Valérie aimerait obtenir son brevet, mais les sacrifices sont énormes, décrit-elle, en raison du manque de souplesse des universités. Elle devra travailler durant quatre mois sans salaire – durée du stage non rémunéré qui lui reste à faire – et, surtout, le faire dans son champ d’origine (enseignement au secondaire en éthique et culture religieuse) même si elle sait très bien qu’elle veut rester en adaptation scolaire.

Si Valérie pouvait le faire à l’école spécialisée où elle travaille déjà, elle terminerait ses études sans hésiter, dit-elle.

Ironie d’un système trop rigide, explique-t-elle, son choix de rester dans l’école qui a tant besoin d’elle la condamne à la précarité, puisque sans brevet, elle ne peut pas y obtenir de poste permanent.

Abandon et détresse psychologique

Sandrine Charbonneau décrit aussi cet épuisement qui guette les jeunes profs qui se retrouvent à travailler dans les conditions les plus difficiles. « Dans ma cohorte (à la maîtrise qualifiante), je pense que la moitié a abandonné en cours de route, et ceux qui restent, on a tous eu besoin d’aide psychologique », décrit la jeune enseignante.

De l’aide psychologique ? lui demande-t-on.
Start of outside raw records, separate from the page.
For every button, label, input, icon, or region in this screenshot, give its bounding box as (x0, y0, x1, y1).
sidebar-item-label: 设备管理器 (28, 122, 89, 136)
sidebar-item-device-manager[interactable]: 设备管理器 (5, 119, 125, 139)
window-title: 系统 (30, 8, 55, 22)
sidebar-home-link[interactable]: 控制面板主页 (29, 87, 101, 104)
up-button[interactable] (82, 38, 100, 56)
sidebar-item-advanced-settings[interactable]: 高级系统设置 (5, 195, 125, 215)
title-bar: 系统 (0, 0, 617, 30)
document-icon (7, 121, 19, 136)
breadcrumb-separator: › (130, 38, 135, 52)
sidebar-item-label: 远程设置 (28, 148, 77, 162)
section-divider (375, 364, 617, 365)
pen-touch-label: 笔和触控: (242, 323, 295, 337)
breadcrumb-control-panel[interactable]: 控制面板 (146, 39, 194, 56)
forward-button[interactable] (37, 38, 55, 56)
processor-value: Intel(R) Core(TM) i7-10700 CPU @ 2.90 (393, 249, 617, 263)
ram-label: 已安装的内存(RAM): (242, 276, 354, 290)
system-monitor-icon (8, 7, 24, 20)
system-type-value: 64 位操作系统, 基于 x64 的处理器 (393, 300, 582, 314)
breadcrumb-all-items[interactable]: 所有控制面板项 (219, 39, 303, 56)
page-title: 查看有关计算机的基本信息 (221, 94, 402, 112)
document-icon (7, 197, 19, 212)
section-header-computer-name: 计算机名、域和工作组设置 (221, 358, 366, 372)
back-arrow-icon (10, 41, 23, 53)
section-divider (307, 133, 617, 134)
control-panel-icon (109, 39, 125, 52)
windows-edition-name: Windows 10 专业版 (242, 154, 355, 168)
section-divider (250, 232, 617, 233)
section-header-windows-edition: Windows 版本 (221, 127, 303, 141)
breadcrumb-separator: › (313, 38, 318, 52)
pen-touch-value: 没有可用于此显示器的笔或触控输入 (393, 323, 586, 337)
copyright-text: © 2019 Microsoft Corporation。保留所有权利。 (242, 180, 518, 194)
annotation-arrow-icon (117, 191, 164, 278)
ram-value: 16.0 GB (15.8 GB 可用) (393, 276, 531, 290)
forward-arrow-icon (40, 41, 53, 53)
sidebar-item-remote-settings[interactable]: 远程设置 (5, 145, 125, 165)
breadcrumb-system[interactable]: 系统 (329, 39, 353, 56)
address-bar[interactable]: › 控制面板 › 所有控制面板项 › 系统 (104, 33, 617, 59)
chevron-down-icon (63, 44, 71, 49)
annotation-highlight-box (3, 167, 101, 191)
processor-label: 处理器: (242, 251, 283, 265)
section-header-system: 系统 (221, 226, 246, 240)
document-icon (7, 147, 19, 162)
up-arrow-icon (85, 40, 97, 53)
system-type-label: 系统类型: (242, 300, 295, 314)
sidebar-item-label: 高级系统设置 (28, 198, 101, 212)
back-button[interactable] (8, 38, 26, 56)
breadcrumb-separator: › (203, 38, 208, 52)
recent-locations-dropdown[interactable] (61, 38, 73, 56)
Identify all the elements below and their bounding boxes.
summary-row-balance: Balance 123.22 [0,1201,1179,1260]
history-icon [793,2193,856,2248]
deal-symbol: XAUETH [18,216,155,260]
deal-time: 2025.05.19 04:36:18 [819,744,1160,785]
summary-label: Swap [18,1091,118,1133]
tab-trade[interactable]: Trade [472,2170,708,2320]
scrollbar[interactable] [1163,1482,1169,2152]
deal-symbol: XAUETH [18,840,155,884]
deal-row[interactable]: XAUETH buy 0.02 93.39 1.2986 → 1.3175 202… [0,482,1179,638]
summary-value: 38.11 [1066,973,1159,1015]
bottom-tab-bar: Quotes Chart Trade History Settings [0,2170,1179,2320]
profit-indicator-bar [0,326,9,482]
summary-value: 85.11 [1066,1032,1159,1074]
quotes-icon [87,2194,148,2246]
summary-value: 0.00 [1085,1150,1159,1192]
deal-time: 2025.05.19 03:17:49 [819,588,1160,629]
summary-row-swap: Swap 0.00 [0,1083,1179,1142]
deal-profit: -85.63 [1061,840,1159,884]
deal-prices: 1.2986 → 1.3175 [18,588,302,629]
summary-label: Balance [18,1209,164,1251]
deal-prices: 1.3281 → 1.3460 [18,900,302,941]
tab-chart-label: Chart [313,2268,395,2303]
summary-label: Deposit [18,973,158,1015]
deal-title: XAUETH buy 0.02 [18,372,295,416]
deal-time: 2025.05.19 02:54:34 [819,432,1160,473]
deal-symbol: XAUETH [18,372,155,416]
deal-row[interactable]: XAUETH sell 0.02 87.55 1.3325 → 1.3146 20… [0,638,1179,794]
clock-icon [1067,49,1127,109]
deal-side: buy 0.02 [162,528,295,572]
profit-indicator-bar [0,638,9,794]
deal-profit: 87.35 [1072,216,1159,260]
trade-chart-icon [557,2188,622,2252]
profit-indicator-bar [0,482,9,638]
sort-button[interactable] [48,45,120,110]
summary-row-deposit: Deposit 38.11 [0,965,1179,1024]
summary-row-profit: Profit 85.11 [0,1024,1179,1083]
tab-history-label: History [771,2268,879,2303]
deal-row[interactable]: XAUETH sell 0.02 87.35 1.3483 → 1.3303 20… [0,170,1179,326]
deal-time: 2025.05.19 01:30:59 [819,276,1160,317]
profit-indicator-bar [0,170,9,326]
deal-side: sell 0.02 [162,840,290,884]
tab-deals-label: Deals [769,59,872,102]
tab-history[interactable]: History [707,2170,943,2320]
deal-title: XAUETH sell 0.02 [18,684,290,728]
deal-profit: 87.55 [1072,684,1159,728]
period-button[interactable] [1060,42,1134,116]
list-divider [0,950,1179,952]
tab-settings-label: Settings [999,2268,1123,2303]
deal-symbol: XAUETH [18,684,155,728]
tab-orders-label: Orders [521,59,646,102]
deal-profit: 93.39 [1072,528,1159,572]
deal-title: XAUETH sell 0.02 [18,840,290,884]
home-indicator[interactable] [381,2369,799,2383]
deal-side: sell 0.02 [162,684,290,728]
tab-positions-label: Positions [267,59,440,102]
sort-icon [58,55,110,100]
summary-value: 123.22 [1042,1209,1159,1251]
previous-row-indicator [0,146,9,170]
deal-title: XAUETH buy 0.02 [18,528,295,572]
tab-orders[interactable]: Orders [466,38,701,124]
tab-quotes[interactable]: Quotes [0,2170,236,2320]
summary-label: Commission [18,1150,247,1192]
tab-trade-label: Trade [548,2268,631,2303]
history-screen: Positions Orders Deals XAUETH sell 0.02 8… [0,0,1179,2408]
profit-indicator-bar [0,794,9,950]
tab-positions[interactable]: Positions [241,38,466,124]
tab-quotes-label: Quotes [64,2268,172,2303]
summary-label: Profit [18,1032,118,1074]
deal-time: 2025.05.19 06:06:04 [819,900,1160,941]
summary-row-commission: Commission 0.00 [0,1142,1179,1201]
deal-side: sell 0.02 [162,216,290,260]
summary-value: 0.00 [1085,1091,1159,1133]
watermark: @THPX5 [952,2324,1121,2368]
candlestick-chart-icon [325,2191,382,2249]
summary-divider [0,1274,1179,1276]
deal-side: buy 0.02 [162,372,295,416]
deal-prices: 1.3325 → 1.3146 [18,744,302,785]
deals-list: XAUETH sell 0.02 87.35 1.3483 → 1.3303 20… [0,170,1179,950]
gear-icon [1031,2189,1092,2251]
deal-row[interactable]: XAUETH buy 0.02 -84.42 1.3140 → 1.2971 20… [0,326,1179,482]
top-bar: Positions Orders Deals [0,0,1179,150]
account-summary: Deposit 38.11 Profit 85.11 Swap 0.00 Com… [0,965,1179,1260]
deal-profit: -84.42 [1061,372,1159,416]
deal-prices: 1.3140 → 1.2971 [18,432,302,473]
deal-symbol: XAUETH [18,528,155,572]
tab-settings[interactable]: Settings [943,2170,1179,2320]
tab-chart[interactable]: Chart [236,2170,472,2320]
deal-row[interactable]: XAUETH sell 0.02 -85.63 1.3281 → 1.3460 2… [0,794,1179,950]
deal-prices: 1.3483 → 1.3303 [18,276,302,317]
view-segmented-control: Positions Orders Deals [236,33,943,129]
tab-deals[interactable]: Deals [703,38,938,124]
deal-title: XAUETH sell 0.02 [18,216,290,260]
Oui, car être enseignant dans une classe d’adaptation scolaire comme la sienne, c’est devoir appliquer 19 plans d’intervention (sur 19 élèves) qui ont des difficultés différentes.

C’est être devant une classe avec, entre autres, des élèves nouvellement arrivés au Québec comme réfugiés qui vivent dans le plus grand dénuement – parfois carrément dans un refuge pour migrants. Des élèves dont les parents sont allophones ou analphabètes. Et c’est aussi, par moments, devoir faire un signalement à la DPJ pour la sécurité d’élèves.

Mais pourquoi a-t-elle persévéré dans l’obtention de son brevet ? « Pour les enfants » justement, répond-elle sans hésiter. « Le lien avec les élèves est tellement fort en adaptation scolaire », insiste-t-elle.

Cette enseignante a plusieurs suggestions touchant la crise actuelle, qui passent toutes par « l’amélioration du quotidien » des profs.

D’abord, les profs en adaptation scolaire qui conseillent leurs jeunes collègues inexpérimentés devraient être rémunérés ou voir leurs tâches allégées, croit-elle, question qu’on reconnaisse la « charge que ça implique » de former – année après année à cause de la pénurie – les non-qualifiés ou ceux qui proviennent d’un autre champ qui débarquent en adaptation scolaire.

Ensuite, il faudrait revoir la composition des classes pour un meilleur ratio prof-élèves, propose-t-elle. « Dans ma classe de cheminement particulier en première secondaire, je peux avoir jusqu’à 19 élèves. Ma collègue au régulier, elle, en a 23. Il n’y a pas un si grand écart si tu considères l’étendue des besoins de mes élèves », indique-t-elle.

La jeune enseignante ne blâme personne. Si elle a accepté de témoigner à visage découvert, c’est qu’elle est passionnée par son travail et qu’elle aimerait voir les conditions de pratique s’améliorer pour atténuer la pénurie dans son domaine.

* Son prénom est fictif en raison de la précarité de son statut d’emploi, son histoire ne l’est pas.